Nominated for Best Foreign Language film category at Oscars, the Turkish film "Ayla" focuses on a real story of love during the Korean War. Sgt. Süleyman Dilbirliği, who fought in the 1950s Korean War, meets a young Korean girl whose parents were killed in the war, and he names her Ayla.
The heroes of the movie are still alive, and it shows how conscience can bring people together with love despite different languages, religions and races and how real humanity can unite people despite war.
When Sgt. Dilbirliği found the little girl in the woods, he brought her to the Turkish troops and looked after her for 14 months. He tracked her down after 60 years they were reunited.
Sergeant Dilbirliği holding hand of little Ayla.
When the first Turkish troops landed in Korea in 1950, Sgt. Dilbirliği was glad to hear from the American commander that the war was about to come to an end right after a few hundred Korean soldiers were removed from the region, and he could return home.
However, on the night of Nov. 26, they were ambushed as 350,000 Chinese soldiers crossed the border. Dilbirliği's troops fought back in the Kunuri region. First the U.N. forces retreated, then the Turkish forces.
The troops passed through villages, and in a forest came across a half-naked girl who was about to freeze to death after her parents had been killed in the war. Dilbirliği took the 5-year-old girl back to their camp and cleaned and fed her. As he thought her face shone like the moon, he named her "Ayla," meaning "Nimbus."
Süleyman Dilbirliği and Kim Un Cu met in Turkey about 60 years after the Korean war.
Ayla soon became the mascot of the troops, and Süleyman cared for Ayla the whole time he was in Korea (14 months), took photos of her and even taught her Turkish. However, when the troops had to return to their countries after the war, she was entrusted to other troops there. Dilbirliği, who left a piece of his heart in Korea, never forgot little Ayla.
As part of the events to commemorate the 60th anniversary of the Korean War, he attended a reception at the Korean Consulate. There he couldn't resist and showed a photo of himself taken with Ayla and told the story. He was curious if Ayla, Kim un Cu in real life, was still alive. Korean authorities immediately searched, and they found that she had been sent to the Ankara School where children saved by Turkish troops were placed. She got married, but lost her husband at an early age, and when her daughter-in-lawleft the house, she had to start working as a cleaner in a nursery at the age of 65 to look after her two grandchildren from her only son.
Korean authorities brought Ayla and Sgt. Dilbirliği together in Korea in August 2010, and everyone who saw the reunion burst into tears.

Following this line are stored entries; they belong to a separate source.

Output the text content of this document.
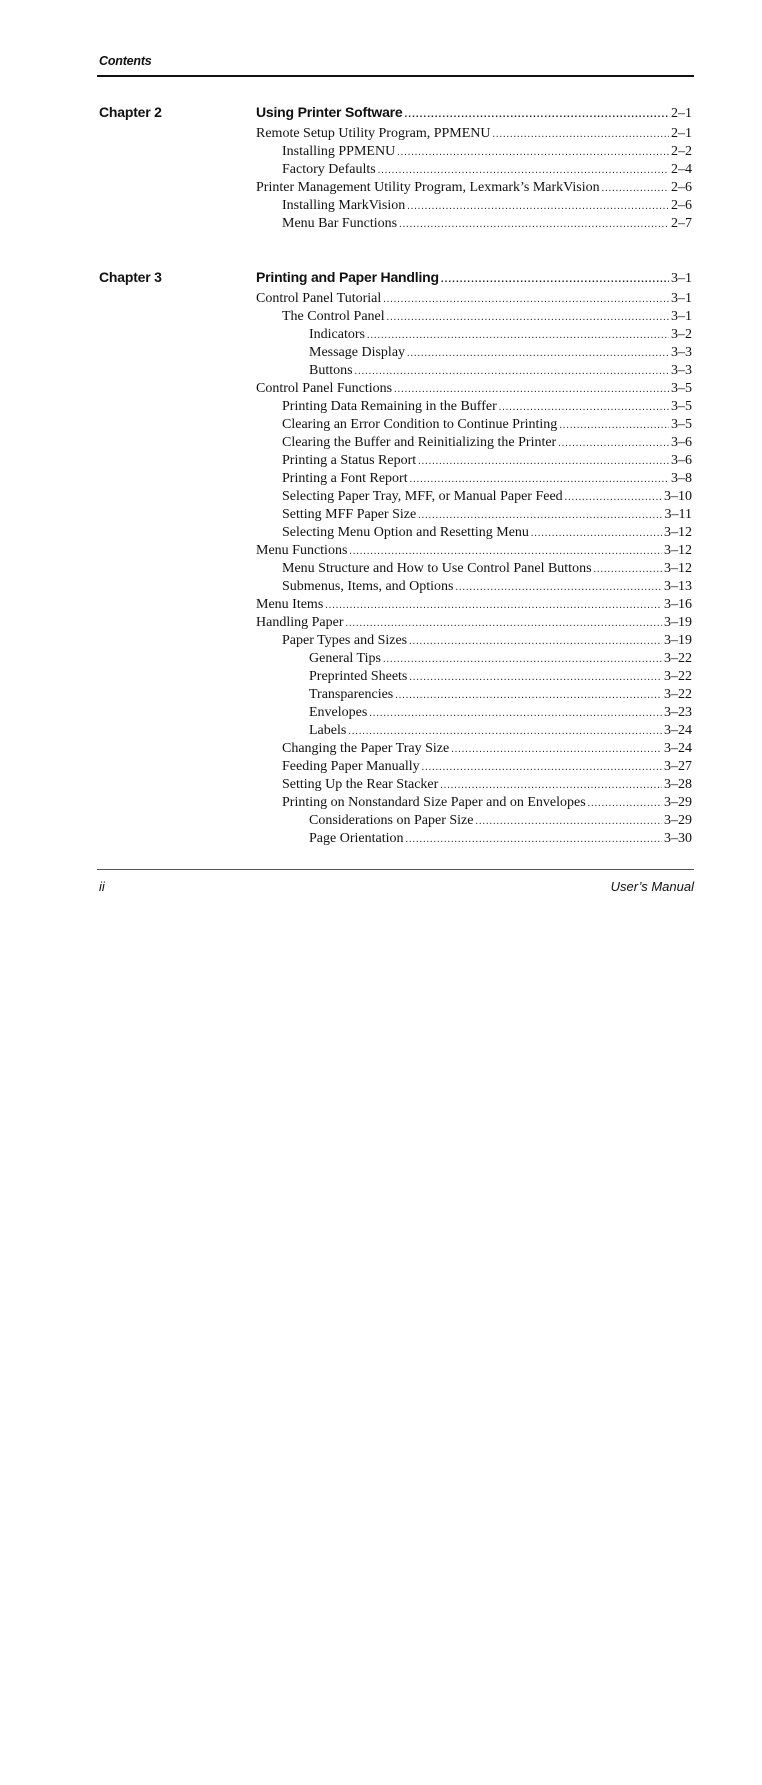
Contents
Chapter 2	Using Printer Software .....	2–1
Remote Setup Utility Program, PPMENU .....	2–1
Installing PPMENU .....	2–2
Factory Defaults .....	2–4
Printer Management Utility Program, Lexmark’s MarkVision .....	2–6
Installing MarkVision .....	2–6
Menu Bar Functions .....	2–7
Chapter 3	Printing and Paper Handling .....	3–1
Control Panel Tutorial .....	3–1
The Control Panel .....	3–1
Indicators .....	3–2
Message Display .....	3–3
Buttons .....	3–3
Control Panel Functions .....	3–5
Printing Data Remaining in the Buffer .....	3–5
Clearing an Error Condition to Continue Printing .....	3–5
Clearing the Buffer and Reinitializing the Printer .....	3–6
Printing a Status Report .....	3–6
Printing a Font Report .....	3–8
Selecting Paper Tray, MFF, or Manual Paper Feed .....	3–10
Setting MFF Paper Size .....	3–11
Selecting Menu Option and Resetting Menu .....	3–12
Menu Functions .....	3–12
Menu Structure and How to Use Control Panel Buttons .....	3–12
Submenus, Items, and Options .....	3–13
Menu Items .....	3–16
Handling Paper .....	3–19
Paper Types and Sizes .....	3–19
General Tips .....	3–22
Preprinted Sheets .....	3–22
Transparencies .....	3–22
Envelopes .....	3–23
Labels .....	3–24
Changing the Paper Tray Size .....	3–24
Feeding Paper Manually .....	3–27
Setting Up the Rear Stacker .....	3–28
Printing on Nonstandard Size Paper and on Envelopes .....	3–29
Considerations on Paper Size .....	3–29
Page Orientation .....	3–30
ii	User’s Manual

Ayla and Dilbirliği hugged each other and cried after coming together after 60 years. All the retired sergeant could say was, "It is over girl. I'm here."

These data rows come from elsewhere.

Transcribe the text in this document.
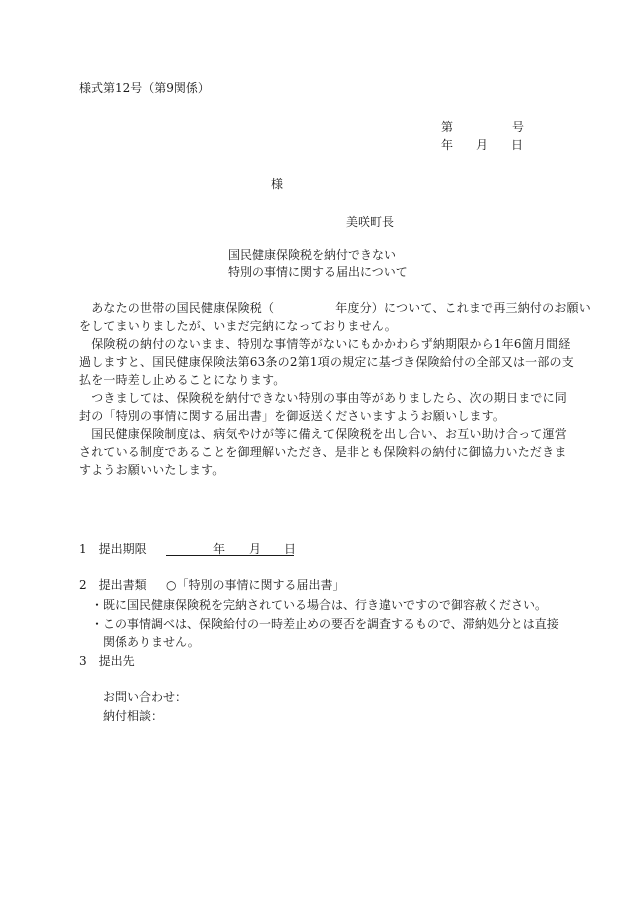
様式第12号（第9関係）
第	号
年 月 日
様
美咲町長
国民健康保険税を納付できない
特別の事情に関する届出について
　あなたの世帯の国民健康保険税（　　　　　年度分）について、これまで再三納付のお願い
をしてまいりましたが、いまだ完納になっておりません。
　保険税の納付のないまま、特別な事情等がないにもかかわらず納期限から1年6箇月間経
過しますと、国民健康保険法第63条の2第1項の規定に基づき保険給付の全部又は一部の支
払を一時差し止めることになります。
　つきましては、保険税を納付できない特別の事由等がありましたら、次の期日までに同
封の「特別の事情に関する届出書」を御返送くださいますようお願いします。
　国民健康保険制度は、病気やけが等に備えて保険税を出し合い、お互い助け合って運営
されている制度であることを御理解いただき、是非とも保険料の納付に御協力いただきま
すようお願いいたします。
1　提出期限	年 月 日
2　提出書類 ○「特別の事情に関する届出書」
・既に国民健康保険税を完納されている場合は、行き違いですので御容赦ください。
・この事情調べは、保険給付の一時差止めの要否を調査するもので、滞納処分とは直接
関係ありません。
3　提出先
お問い合わせ：
納付相談：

They frequently wrote each other over the years, and Ayla referred to Dilbirliği as her father and his wife as her mother in her letters.

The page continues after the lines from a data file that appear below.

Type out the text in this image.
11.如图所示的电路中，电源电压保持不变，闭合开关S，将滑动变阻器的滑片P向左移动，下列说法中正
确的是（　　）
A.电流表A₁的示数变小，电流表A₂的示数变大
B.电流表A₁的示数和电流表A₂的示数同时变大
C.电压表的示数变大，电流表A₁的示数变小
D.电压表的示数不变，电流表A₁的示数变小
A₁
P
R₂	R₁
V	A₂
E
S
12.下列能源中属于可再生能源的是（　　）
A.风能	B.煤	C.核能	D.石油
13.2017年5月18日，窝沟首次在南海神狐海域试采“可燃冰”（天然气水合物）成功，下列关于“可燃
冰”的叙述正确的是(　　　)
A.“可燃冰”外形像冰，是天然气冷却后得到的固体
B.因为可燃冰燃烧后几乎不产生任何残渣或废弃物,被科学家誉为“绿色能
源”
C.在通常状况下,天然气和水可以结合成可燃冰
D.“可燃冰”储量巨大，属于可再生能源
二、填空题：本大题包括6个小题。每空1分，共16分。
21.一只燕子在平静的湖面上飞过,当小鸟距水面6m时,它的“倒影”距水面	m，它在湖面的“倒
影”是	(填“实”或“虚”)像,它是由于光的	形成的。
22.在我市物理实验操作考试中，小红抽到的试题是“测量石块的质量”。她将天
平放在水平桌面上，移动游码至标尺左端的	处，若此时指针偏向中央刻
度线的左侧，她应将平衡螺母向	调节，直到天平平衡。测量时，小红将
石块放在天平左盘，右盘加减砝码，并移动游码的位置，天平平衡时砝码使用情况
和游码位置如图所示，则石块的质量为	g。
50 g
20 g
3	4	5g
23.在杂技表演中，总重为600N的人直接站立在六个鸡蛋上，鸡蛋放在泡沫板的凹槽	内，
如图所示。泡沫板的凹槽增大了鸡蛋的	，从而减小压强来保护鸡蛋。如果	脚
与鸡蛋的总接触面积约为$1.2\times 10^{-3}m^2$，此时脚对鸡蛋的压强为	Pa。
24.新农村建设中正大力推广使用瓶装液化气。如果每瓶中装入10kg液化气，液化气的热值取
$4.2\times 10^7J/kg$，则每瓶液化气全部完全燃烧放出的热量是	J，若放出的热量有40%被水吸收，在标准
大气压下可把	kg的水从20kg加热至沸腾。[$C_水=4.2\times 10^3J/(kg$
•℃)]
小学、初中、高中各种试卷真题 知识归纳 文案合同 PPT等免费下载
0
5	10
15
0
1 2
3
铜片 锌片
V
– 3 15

Organized by the Municipality of Kağıthane in Istanbul in 2015, the meeting of Ayla with Korean War veteran Dilbirliği was turned into a documentary, "The Korean Ayla: The Unforgettable Legend of Brotherhood."
On the night that the documentary was broadcast, Ayla sent a video message, saying, "If it weren't for you, there wouldn't be South Korea now. You fought for us instead of us, and I'm so glad that you returned without any wounds. I would like to thank you. If you hadn't come here, there would be no South Korea now. I would like to wish all Korean Veterans a healthy and peaceful life."